Retreating snow and ice cover is a crucial global warming indicator. Seasonal snow and ice cover cause positive feedback to the earth, and the latter contributes to a rise in sea levels.

5. Evaluating sea-level changes

Sea surface temperatures are key features in determining global weather conditions. Accurate information on sea-level temperature is necessary for connecting global temperature changes and their effect on total marine life abundance.
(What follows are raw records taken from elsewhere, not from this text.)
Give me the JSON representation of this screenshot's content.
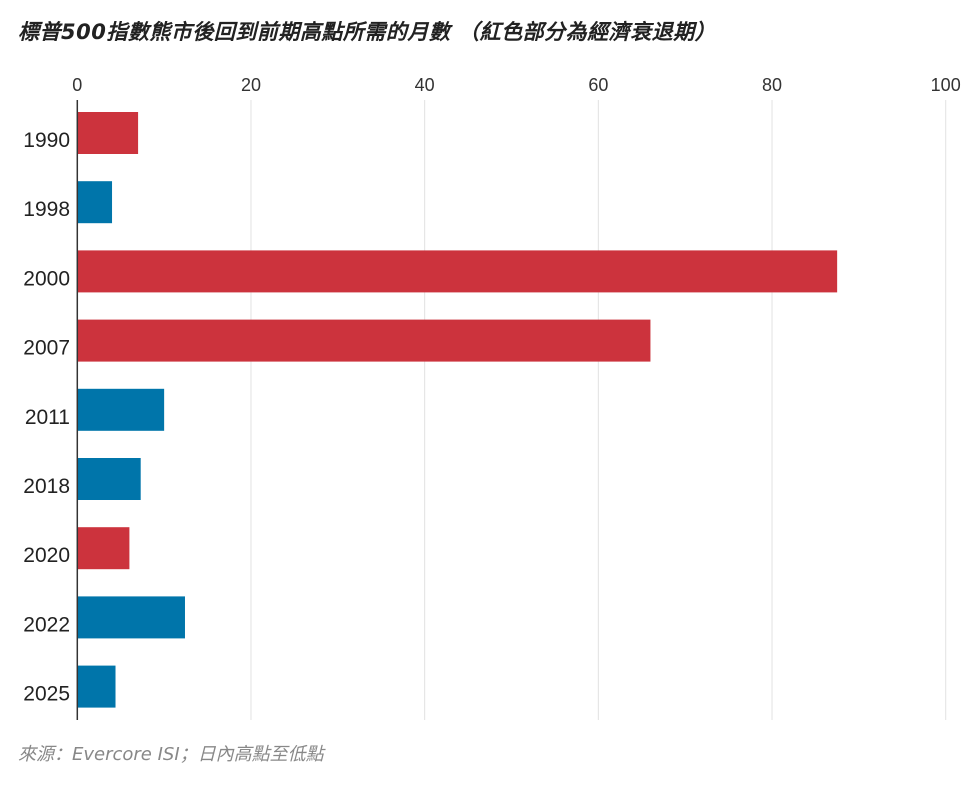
{
  "chart_data": {
    "type": "bar",
    "orientation": "horizontal",
    "title": "標普500指數熊市後回到前期高點所需的月數 （紅色部分為經濟衰退期）",
    "source": "來源：Evercore ISI；日內高點至低點",
    "categories": [
      "1990",
      "1998",
      "2000",
      "2007",
      "2011",
      "2018",
      "2020",
      "2022",
      "2025"
    ],
    "values": [
      7,
      4,
      87.5,
      66,
      10,
      7.3,
      6,
      12.4,
      4.4
    ],
    "recession": [
      true,
      false,
      true,
      true,
      false,
      false,
      true,
      false,
      false
    ],
    "xlim": [
      0,
      100
    ],
    "xticks": [
      "0",
      "20",
      "40",
      "60",
      "80",
      "100"
    ],
    "xaxis_position": "top",
    "grid": true,
    "colors": {
      "recession": "#cc333d",
      "non_recession": "#0075aa",
      "grid": "#e2e2e2"
    }
  }
}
6. Predicting disaster risks such as floods

Climate changes like a rise in global sea level increase the risk of floods around the world. Therefore, remote sensing is an important element for delineating flooding zones and preparing flood hazard maps for vulnerable areas. Areas prone to flood are identified, and the generation of thematic maps begins. Remote sensing can be used for developing early warning and generated forecasting systems to reduce and manage climate-related disaster risks.

7. Management of agricultural practices


Remote sensing is useful in soil mapping, assessment of agro climate, suitability of land, assessing crop conditions, and irrigation management. In the face of climate change, these factors address food security.

8. Monitoring fire events and fire emissions

Remote sensing blended with spatial analyses helps determine the danger a wildfire poses, moving it from point-based estimation to spatially explicit estimation. It also provides an accurate assessment of burnt areas in the atmosphere with the gases emitted in the air. Post-fire environmental impacts such as erosion are also accounted for.

9. Monitoring aerosols and water vapor

Particles in the atmosphere, known as aerosols, generate cooling effects on the climate system, which counteract the warming effects of greenhouse gases affecting atmospheric radiation and the cloud precipitation process. Aerosols provide direct and indirect radiative forcing that significantly alters patterns of climate change. Water vapor is a crucial greenhouse gas contributing to the present-day global greenhouse effect. Climate warming increases atmospheric specific humidity, which amplifies global warming.

10. Improvement of climate projections

Collecting information is important for analysis that can be used to predict climate change patterns, giving room for early warning in case of disaster.